Help Needed to Curtail Gen X’s Anxiety About Retirement

With competing financial priorities, Generation X can benefit from automated savings, savings education and access to a financial adviser.

Generation X investors are less confident about their financial future than Millennials or Baby Boomers, according to E*TRADE’s quarterly StreetWise survey.

Not having enough saved for retirement tops the list of worries for Gen X (ages 35 to 54), with nearly one-third (32%) choosing it. For Baby Boomers (ages 55 and older) and Millennials (ages 25 to 34) the top worry is the loss of a loved one, while not having enough saved for retirement ranks second for Millennials and third for Baby Boomers.

The survey also found four in 10 Gen X investors (37%) said they have taken an early retirement withdrawal, an increase of 10 percentage points in the past five years.

Mike Loewengart, vice president of Investment Strategy at E*TRADE Financial, stressed the importance of automatic savings for helping Generation X save more for retirement and feel more financially secure.
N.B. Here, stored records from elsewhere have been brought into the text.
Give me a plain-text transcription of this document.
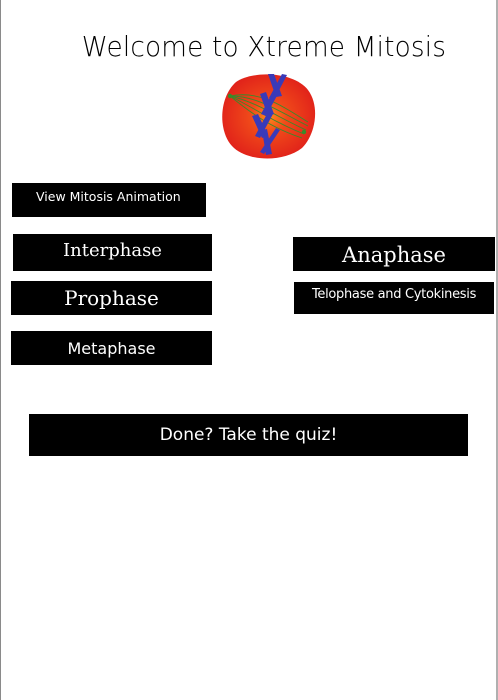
Welcome to Xtreme Mitosis
View Mitosis Animation
Interphase
Prophase
Metaphase
Anaphase
Telophase and Cytokinesis
Done? Take the quiz!
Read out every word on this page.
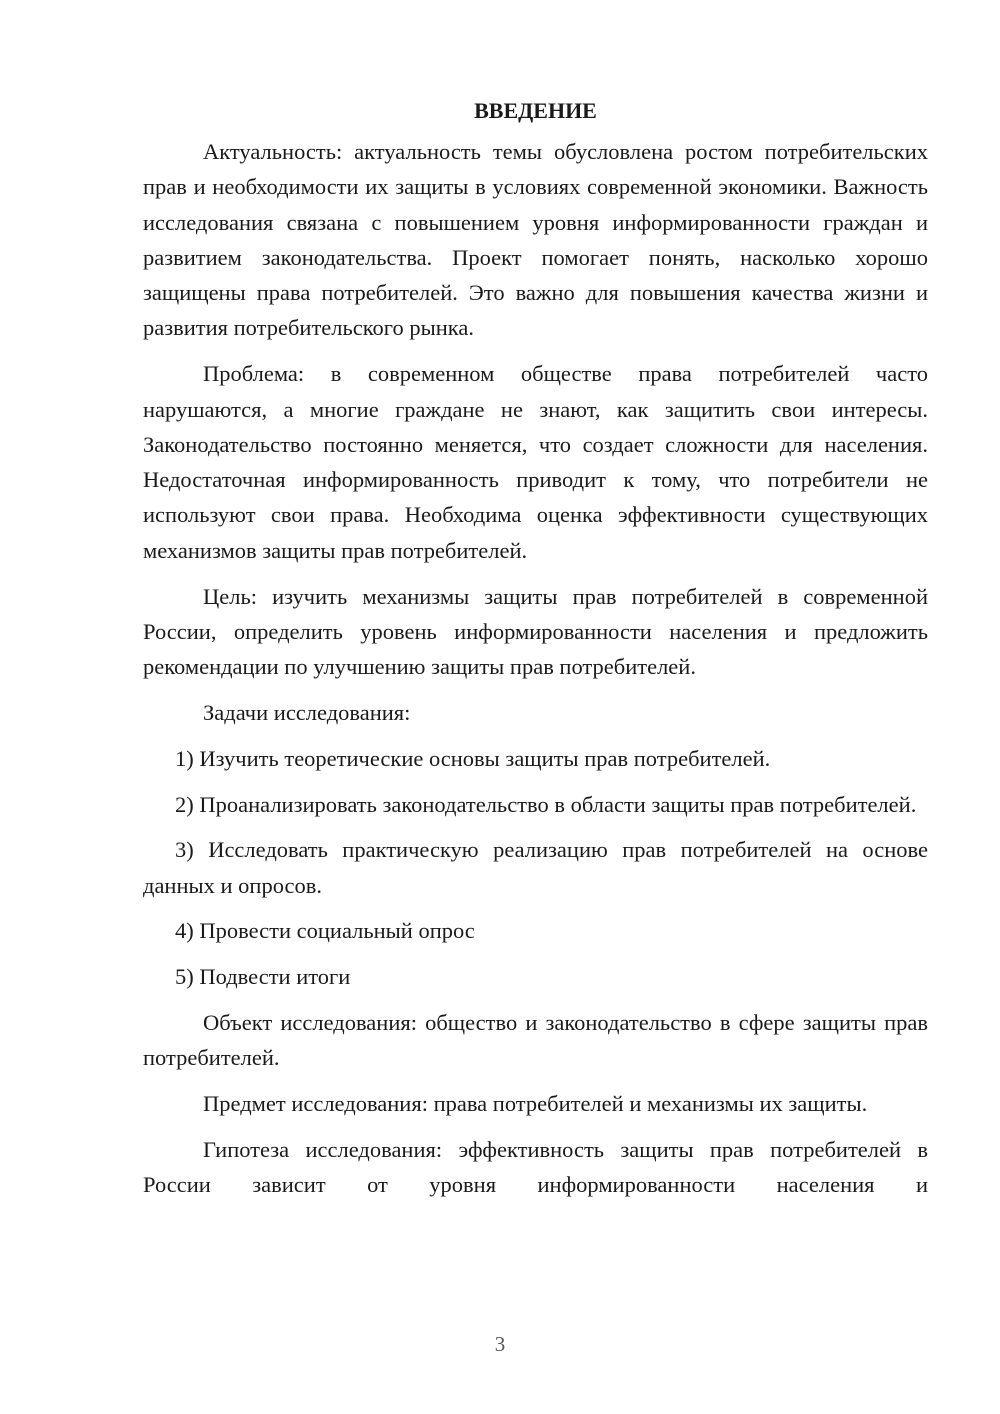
ВВЕДЕНИЕ

Актуальность: актуальность темы обусловлена ростом потребительских прав и необходимости их защиты в условиях современной экономики. Важность исследования связана с повышением уровня информированности граждан и развитием законодательства. Проект помогает понять, насколько хорошо защищены права потребителей. Это важно для повышения качества жизни и развития потребительского рынка.

Проблема: в современном обществе права потребителей часто нарушаются, а многие граждане не знают, как защитить свои интересы. Законодательство постоянно меняется, что создает сложности для населения. Недостаточная информированность приводит к тому, что потребители не используют свои права. Необходима оценка эффективности существующих механизмов защиты прав потребителей.

Цель: изучить механизмы защиты прав потребителей в современной России, определить уровень информированности населения и предложить рекомендации по улучшению защиты прав потребителей.

Задачи исследования:

1) Изучить теоретические основы защиты прав потребителей.

2) Проанализировать законодательство в области защиты прав потребителей.

3) Исследовать практическую реализацию прав потребителей на основе данных и опросов.

4) Провести социальный опрос

5) Подвести итоги

Объект исследования: общество и законодательство в сфере защиты прав потребителей.

Предмет исследования: права потребителей и механизмы их защиты.

Гипотеза исследования: эффективность защиты прав потребителей в России зависит от уровня информированности населения и

3
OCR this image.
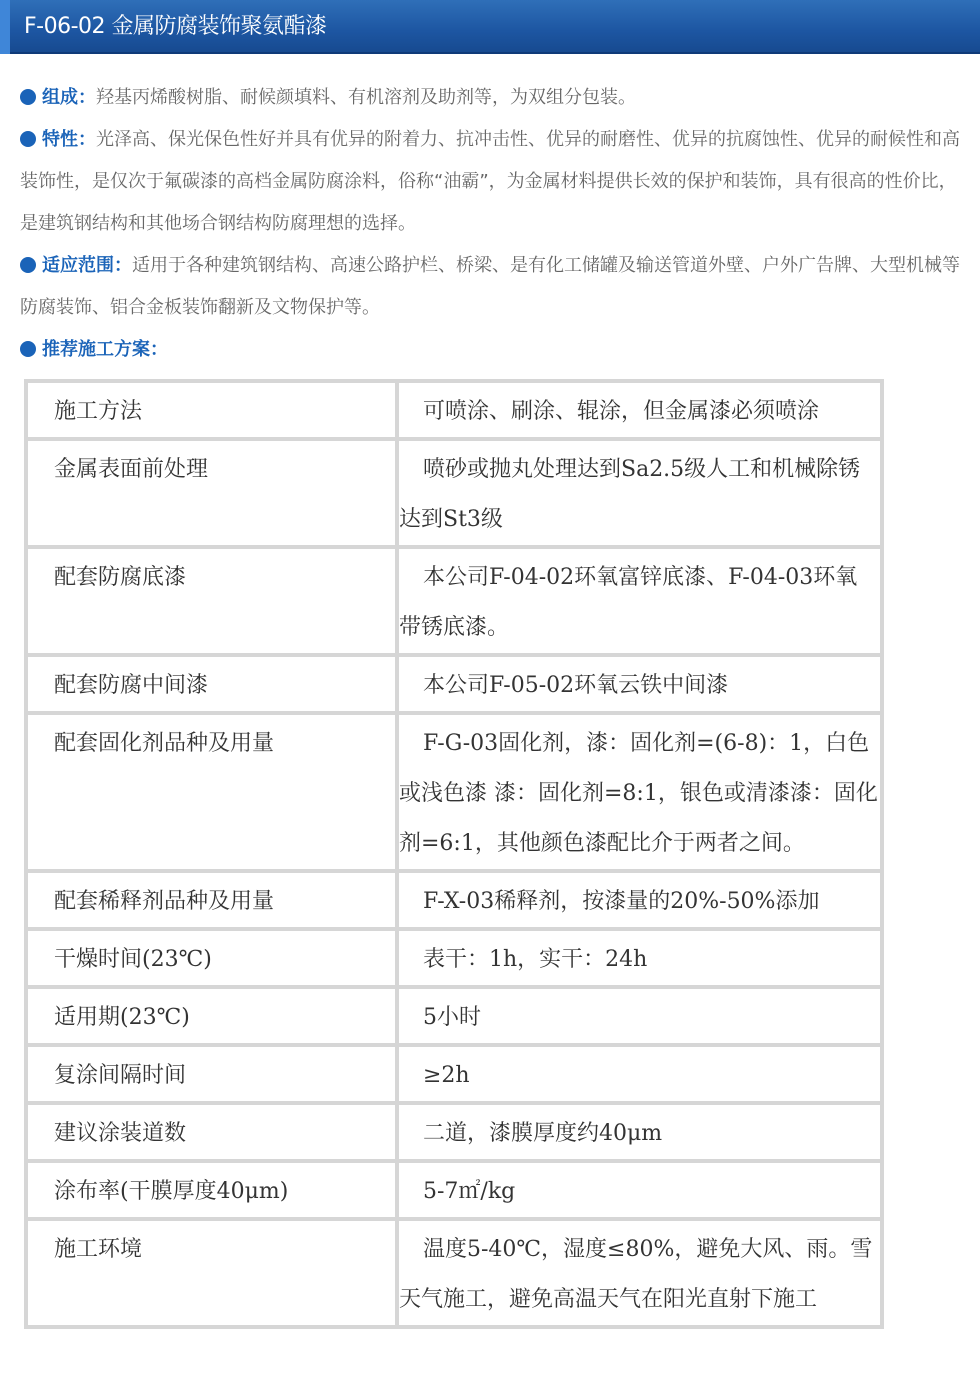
F-06-02 金属防腐装饰聚氨酯漆
组成：羟基丙烯酸树脂、耐候颜填料、有机溶剂及助剂等，为双组分包装。
特性：光泽高、保光保色性好并具有优异的附着力、抗冲击性、优异的耐磨性、优异的抗腐蚀性、优异的耐候性和高装饰性，是仅次于氟碳漆的高档金属防腐涂料，俗称“油霸”，为金属材料提供长效的保护和装饰，具有很高的性价比，是建筑钢结构和其他场合钢结构防腐理想的选择。
适应范围：适用于各种建筑钢结构、高速公路护栏、桥梁、是有化工储罐及输送管道外壁、户外广告牌、大型机械等防腐装饰、铝合金板装饰翻新及文物保护等。
推荐施工方案：
施工方法	可喷涂、刷涂、辊涂，但金属漆必须喷涂
金属表面前处理	喷砂或抛丸处理达到Sa2.5级人工和机械除锈达到St3级
配套防腐底漆	本公司F-04-02环氧富锌底漆、F-04-03环氧带锈底漆。
配套防腐中间漆	本公司F-05-02环氧云铁中间漆
配套固化剂品种及用量	F-G-03固化剂，漆：固化剂=(6-8)：1，白色或浅色漆 漆：固化剂=8:1，银色或清漆漆：固化剂=6:1，其他颜色漆配比介于两者之间。
配套稀释剂品种及用量	F-X-03稀释剂，按漆量的20%-50%添加
干燥时间(23℃)	表干：1h，实干：24h
适用期(23℃)	5小时
复涂间隔时间	≥2h
建议涂装道数	二道，漆膜厚度约40μm
涂布率(干膜厚度40μm)	5-7㎡/kg
施工环境	温度5-40℃，湿度≤80%，避免大风、雨。雪天气施工，避免高温天气在阳光直射下施工
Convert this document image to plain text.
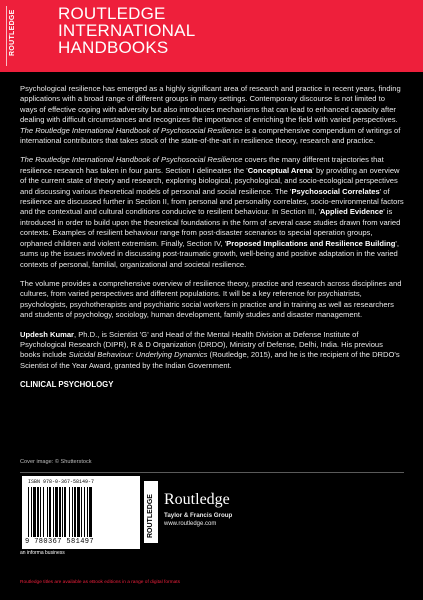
ROUTLEDGE ROUTLEDGE
INTERNATIONAL
HANDBOOKS

Psychological resilience has emerged as a highly significant area of research and practice in recent years, finding applications with a broad range of different groups in many settings. Contemporary discourse is not limited to ways of effective coping with adversity but also introduces mechanisms that can lead to enhanced capacity after dealing with difficult circumstances and recognizes the importance of enriching the field with varied perspectives. The Routledge International Handbook of Psychosocial Resilience is a comprehensive compendium of writings of international contributors that takes stock of the state-of-the-art in resilience theory, research and practice.

The Routledge International Handbook of Psychosocial Resilience covers the many different trajectories that resilience research has taken in four parts. Section I delineates the 'Conceptual Arena' by providing an overview of the current state of theory and research, exploring biological, psychological, and socio-ecological perspectives and discussing various theoretical models of personal and social resilience. The 'Psychosocial Correlates' of resilience are discussed further in Section II, from personal and personality correlates, socio-environmental factors and the contextual and cultural conditions conducive to resilient behaviour. In Section III, 'Applied Evidence' is introduced in order to build upon the theoretical foundations in the form of several case studies drawn from varied contexts. Examples of resilient behaviour range from post-disaster scenarios to special operation groups, orphaned children and violent extremism. Finally, Section IV, 'Proposed Implications and Resilience Building', sums up the issues involved in discussing post-traumatic growth, well-being and positive adaptation in the varied contexts of personal, familial, organizational and societal resilience.

The volume provides a comprehensive overview of resilience theory, practice and research across disciplines and cultures, from varied perspectives and different populations. It will be a key reference for psychiatrists, psychologists, psychotherapists and psychiatric social workers in practice and in training as well as researchers and students of psychology, sociology, human development, family studies and disaster management.

Updesh Kumar, Ph.D., is Scientist 'G' and Head of the Mental Health Division at Defense Institute of Psychological Research (DIPR), R & D Organization (DRDO), Ministry of Defense, Delhi, India. His previous books include Suicidal Behaviour: Underlying Dynamics (Routledge, 2015), and he is the recipient of the DRDO's Scientist of the Year Award, granted by the Indian Government.

CLINICAL PSYCHOLOGY
Cover image: © Shutterstock
ISBN 978-0-367-58149-7
9 780367 581497
ROUTLEDGE Routledge
Taylor & Francis Group
www.routledge.com
an informa business
Routledge titles are available as eBook editions in a range of digital formats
In addition, he noted that employees should be encouraged to contribute at least enough to employer-sponsored retirement plans to get the full employer matching contribution.

However, with their competing financial priorities, Gen X investors are prime candidates for the help of a financial adviser. According to E*TRADE, Gen X investors are less likely than other generations to seek the help of an investment professional when it comes to managing their finances. Gen X investors tend to have more complex financial challenges, managing both their own wealth and that of their dependents. Offered access to an adviser, they can create a comprehensive financial plan—with a financial adviser acting as a coach to help prioritize, budget and allocate appropriately for the future.

Members of the sandwich generation, those between the ages of 36 and 60, are hard pressed to save for retirement or emergencies, primarily due to the strain of supporting other family members, according to a survey by PNC Financial Services Group. Thirty-eight percent do not have an emergency savings fund, 31% have an emergency fund that would last less than six months, 32% have less than $25,000 saved for retirement and more than half have $100,000 or less saved for retirement.

“While the financial challenges Millennials face are often in the spotlight, like student loans and health care costs, Gen X not only faces these, but also the compounding challenges of mortgages, financing education for their kids, and even managing their children’s and parents’ finances. Yet despite this perfect storm of financial challenges, they still have time on their side,” Loewengart says.